Historia negra, novela negra

[CIPER, 24 de agosto de 2017]

Sergio Ramírez

En las conversaciones literarias nunca deja de aprenderse, desde las más esenciales a las banales. En la Feria Internacional del Libro de Panamá, donde he venido a recibir el premio Panamá Negro, se ha discutido en una mesa en la que participo por qué a la novela policíaca se la llama novela negra.
Se arguyeron no pocas razones, pero uno de los participantes trató de zanjar el debate informando que todo viene del color negro que tuvieron desde el comienzo las tapas de los libros de la serie policial de la editorial Gallimard en Francia. Pero alguien más alegó que ya antes, novelitas de este tipo se publicaban en la revista Black Mask (Máscara Negra) en Estados Unidos, lo cual deja abierta la competencia en cuanto a la denominación de origen.
Novela negra es el sinónimo más difundido, y preferido, cuando queremos decir novela policíaca, o novela criminal, o novela sobre policías y criminales; y como el ambiente en que la trama se desarrolla es generalmente oscuro, de bajos fondos, como el de las novelas del género en Estados Unidos en la primera mitad del siglo veinte, con clásicos como Raymond Chandler y Dashiell Hammett, el nombre no le viene mal.
En este tipo de literatura, que la hay desde la de consumo rápido, para leer y tirar, hasta verdaderas obras de arte, el personaje es por lo general un detective, oficial o privado, que resuelve los misterios que rodean un crimen y termina atrapando al hechor, la mayor parte de las veces debido a su propia sagacidad, atando cabos, o a lo que conocemos como olfato profesional de sabueso.
Y todo el mundo está de acuerdo en que el género lo funda en la primera mitad del siglo diecinueve Edgard Allan Poe, cuyo personaje Augusto Dupin, quien aparece por primera vez en El crimen de la calle Morgue, es el padre de todos los detectives de novelas, sin el cual nunca hubiera existido Sherlock Holmes, el sagaz investigador de Arthur Conan Doyle, o el amanerado detective  Hércules Poirot creado por la infatigable Agatha Christie.
Un detective protagonista de una sola novela negra, no trascendería.
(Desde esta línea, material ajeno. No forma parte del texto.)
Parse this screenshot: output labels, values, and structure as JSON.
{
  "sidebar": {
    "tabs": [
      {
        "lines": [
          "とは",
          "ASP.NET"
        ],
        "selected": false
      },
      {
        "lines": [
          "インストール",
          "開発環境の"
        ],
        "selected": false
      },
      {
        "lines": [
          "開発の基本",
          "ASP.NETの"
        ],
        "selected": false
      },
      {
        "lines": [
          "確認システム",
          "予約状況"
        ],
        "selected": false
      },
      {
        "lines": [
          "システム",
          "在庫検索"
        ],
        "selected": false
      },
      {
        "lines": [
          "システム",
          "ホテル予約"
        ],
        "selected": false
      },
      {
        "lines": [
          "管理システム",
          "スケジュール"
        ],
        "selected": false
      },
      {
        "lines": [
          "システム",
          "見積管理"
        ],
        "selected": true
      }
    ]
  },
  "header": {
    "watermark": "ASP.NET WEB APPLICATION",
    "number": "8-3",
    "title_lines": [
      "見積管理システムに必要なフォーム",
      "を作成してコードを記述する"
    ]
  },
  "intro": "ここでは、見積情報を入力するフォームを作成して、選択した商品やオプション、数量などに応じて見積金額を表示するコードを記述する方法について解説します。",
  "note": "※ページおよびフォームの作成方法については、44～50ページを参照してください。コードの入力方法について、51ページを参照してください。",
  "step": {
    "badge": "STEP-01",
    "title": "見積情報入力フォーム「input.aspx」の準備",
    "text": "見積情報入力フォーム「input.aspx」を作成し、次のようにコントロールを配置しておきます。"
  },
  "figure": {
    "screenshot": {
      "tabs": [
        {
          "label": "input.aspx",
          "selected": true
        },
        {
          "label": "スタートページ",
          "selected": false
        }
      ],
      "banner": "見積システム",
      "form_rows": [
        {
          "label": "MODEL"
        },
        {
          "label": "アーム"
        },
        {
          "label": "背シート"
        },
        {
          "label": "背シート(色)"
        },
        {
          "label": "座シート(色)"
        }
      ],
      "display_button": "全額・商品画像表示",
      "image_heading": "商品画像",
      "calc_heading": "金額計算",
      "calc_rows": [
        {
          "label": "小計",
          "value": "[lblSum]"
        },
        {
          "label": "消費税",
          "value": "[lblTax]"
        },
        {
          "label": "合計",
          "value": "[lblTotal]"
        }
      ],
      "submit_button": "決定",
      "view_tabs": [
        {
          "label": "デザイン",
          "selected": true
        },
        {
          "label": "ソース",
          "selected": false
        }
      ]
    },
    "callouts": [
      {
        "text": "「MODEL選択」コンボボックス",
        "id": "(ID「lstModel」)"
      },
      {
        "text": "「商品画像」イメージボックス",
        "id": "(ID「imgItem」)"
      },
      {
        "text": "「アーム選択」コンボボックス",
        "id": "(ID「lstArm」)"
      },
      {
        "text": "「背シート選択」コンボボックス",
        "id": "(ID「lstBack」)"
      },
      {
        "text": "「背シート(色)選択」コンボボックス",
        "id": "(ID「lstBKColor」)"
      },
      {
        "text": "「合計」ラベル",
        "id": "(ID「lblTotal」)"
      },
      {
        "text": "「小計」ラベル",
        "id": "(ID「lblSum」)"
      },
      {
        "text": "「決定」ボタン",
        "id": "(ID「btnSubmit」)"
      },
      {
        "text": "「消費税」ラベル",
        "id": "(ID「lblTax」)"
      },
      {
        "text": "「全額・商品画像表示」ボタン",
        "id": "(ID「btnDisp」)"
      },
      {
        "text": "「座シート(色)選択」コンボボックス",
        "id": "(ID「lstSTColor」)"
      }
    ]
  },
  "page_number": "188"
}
Es su persistencia, a través de una sucesión de casos resueltos en distintos libros, como los personajes mencionados anteriormente,  que el detective logra convertirse en un clásico; o como el famoso inspector Maigret creado por George Simenon, el prototipo del investigador tranquilo y bonachón, que debe rendir cuentas de sus ausencias a su esposa, y lejos de balazos, persecuciones espectaculares y escenas de cruda violencia, atrapa al criminal tendiéndole redes sutiles que fabrica en su cabeza.
Un investigador clásico, que devela crímenes en Inglaterra o en Francia, parte en la novela de un supuesto de solidez institucional, donde la ley se halla por encima de todas las cosas. Son policías honestos, respetan las estructuras de las entidades policiales a las que sirven, y responden ante fiscales incorruptibles y jueces probos. Apenas se atreven a probar licor en horas de servicio, como la copita de Calvados de Maigret, y nada de golpizas a los prisioneros en los interrogatorios, para empezar.
Dependen, por tanto, de su propio intelecto, y de su experiencia profesional para llevar adelante una investigación, sin trasgredir límites. Todo lo contrario de América Latina, donde debemos partir de supuestos diferentes, o más bien contrarios.
En este caso, la deuda es más con la  novela negra de Estados Unidos, que con la europea, basada en presupuestos cartesianos. Personajes como los detectives privados Sam Spade de Dashiell Hammett, o Philip Marlowe de Raymond Chandler, son ellos mismos sórdidos, marcados por el destino como perdedores, inclinados al alcoholismo, y con una visión cínica, o negra, de su propio oficio, y del mundo. Y deben enfrentarse a policías o jueces venales, capitalistas sin escrúpulos, y en general, al peso corrupto del poder.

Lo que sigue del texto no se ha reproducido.